Now I have even more good news for those who drink caffeinated coffee. A recent study published in the Journal of the American Medical Association (JAMA, 2005; 294: 97- 104) analyzed multiple existing studies performed both within the United States and in Europe in an effort to discover any connection between coffee intake and the risk of type 2 diabetes (adult-onset diabetes).
In an effort to standardize the various levels of coffee intake defined in the multiple studies, the researchers defined the following categories of consumption for studies performed in the United States versus those in Europe:
United States Studies
|6 cups or more of coffee per day||7 cups or more of coffee per day|
|4-5 cups per day||5-6 cups per day|
|1-3 cups per day (or 3 or more)||4-5 cups per day|
|0 cups per day||2 or less cups per day|
The long-term studies included in their analysis ranged from 6 to 20 years in length, and the study outcomes were adjusted for age, BMI (Body Mass Index), sex, and physical activity, among others.
Even though higher coffee consumption was generally associated with a less healthy lifestyle, those who drank the most coffee (6 cups or more per day) had the lowest risk of type 2 diabetes: a 35% lower risk than those who were in the control groups of no coffee (in the US) or 2 or less cups of coffee per day (in the European studies). Those who were in the second-highest level of consumption had a risk reduction of 28%.
But is it the caffeine, or the coffee that has the positive effect?
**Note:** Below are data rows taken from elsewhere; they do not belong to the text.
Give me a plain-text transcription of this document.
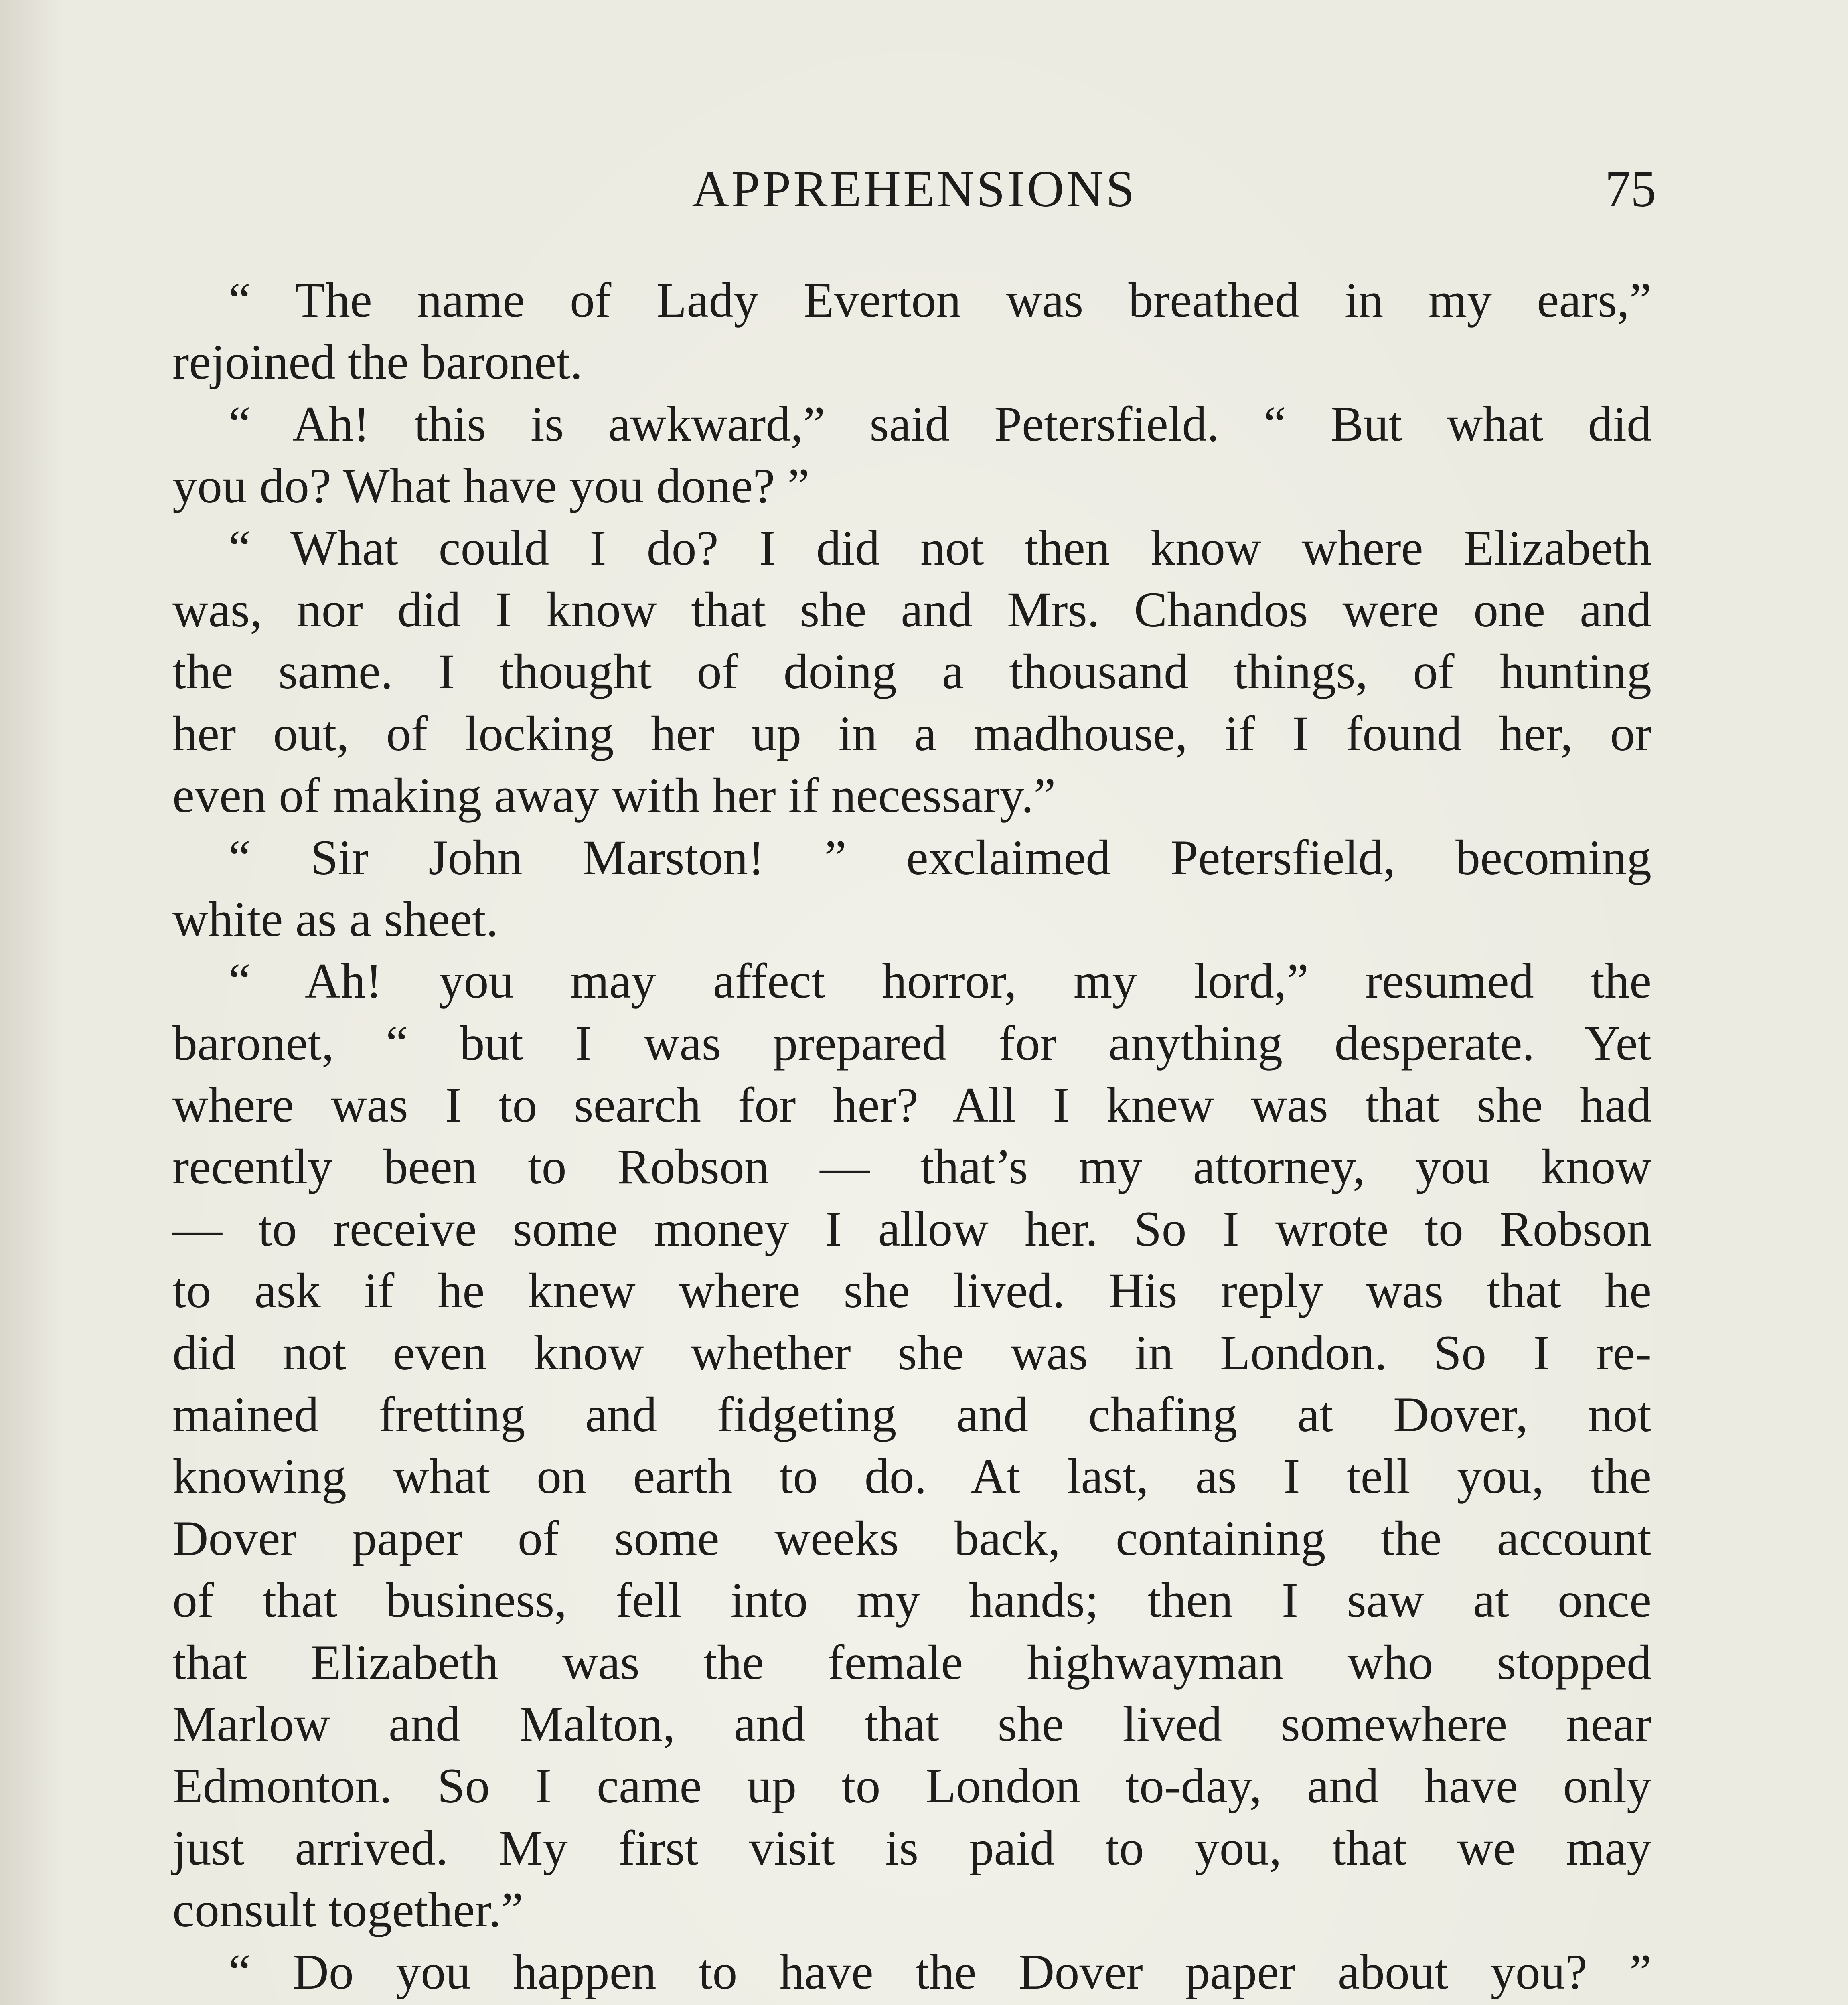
APPREHENSIONS	75
“ The name of Lady Everton was breathed in my ears,”
rejoined the baronet.
“ Ah! this is awkward,” said Petersfield. “ But what did
you do? What have you done? ”
“ What could I do? I did not then know where Elizabeth
was, nor did I know that she and Mrs. Chandos were one and
the same. I thought of doing a thousand things, of hunting
her out, of locking her up in a madhouse, if I found her, or
even of making away with her if necessary.”
“ Sir John Marston! ” exclaimed Petersfield, becoming
white as a sheet.
“ Ah! you may affect horror, my lord,” resumed the
baronet, “ but I was prepared for anything desperate. Yet
where was I to search for her? All I knew was that she had
recently been to Robson — that’s my attorney, you know
— to receive some money I allow her. So I wrote to Robson
to ask if he knew where she lived. His reply was that he
did not even know whether she was in London. So I re-
mained fretting and fidgeting and chafing at Dover, not
knowing what on earth to do. At last, as I tell you, the
Dover paper of some weeks back, containing the account
of that business, fell into my hands; then I saw at once
that Elizabeth was the female highwayman who stopped
Marlow and Malton, and that she lived somewhere near
Edmonton. So I came up to London to-day, and have only
just arrived. My first visit is paid to you, that we may
consult together.”
“ Do you happen to have the Dover paper about you? ”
It appears that it's the coffee.
The studies performed in the US differentiated between decaffeinated and caffeinated coffee because drinking decaffeinated coffee is far more prevalent in the US than elsewhere. The inverse association between coffee intake and risk of type 2 diabetes remained. A study performed in Japan differentiated between caffeinated coffee and caffeine alone, and the inverse association was stronger for the coffee than for the caffeine. Even more interesting, a study performed in Finland differentiated between the type of coffee the study participants drank: drip-filtered coffee (the kind most people in the US drink) versus pot-boiled coffee (i.e., press-pot/French press or Turkish coffee). Finnish risk for type 2 diabetes was higher for those who drank pot-boiled coffee than for those who drank drip-filtered coffee.
Why would coffee have such an effect on our risk of type 2 diabetes? We don't know for sure. Coffee contains a number of different substances other than caffeine that have been shown to have an effect on antioxidant levels, glucose levels, and insulin sensitivity, Further studies will need to be performed to determine just which combination of chemicals has the effect on type 2 diabetes, but in the mean time, the good news is that you still have a green light to continue drinking coffee.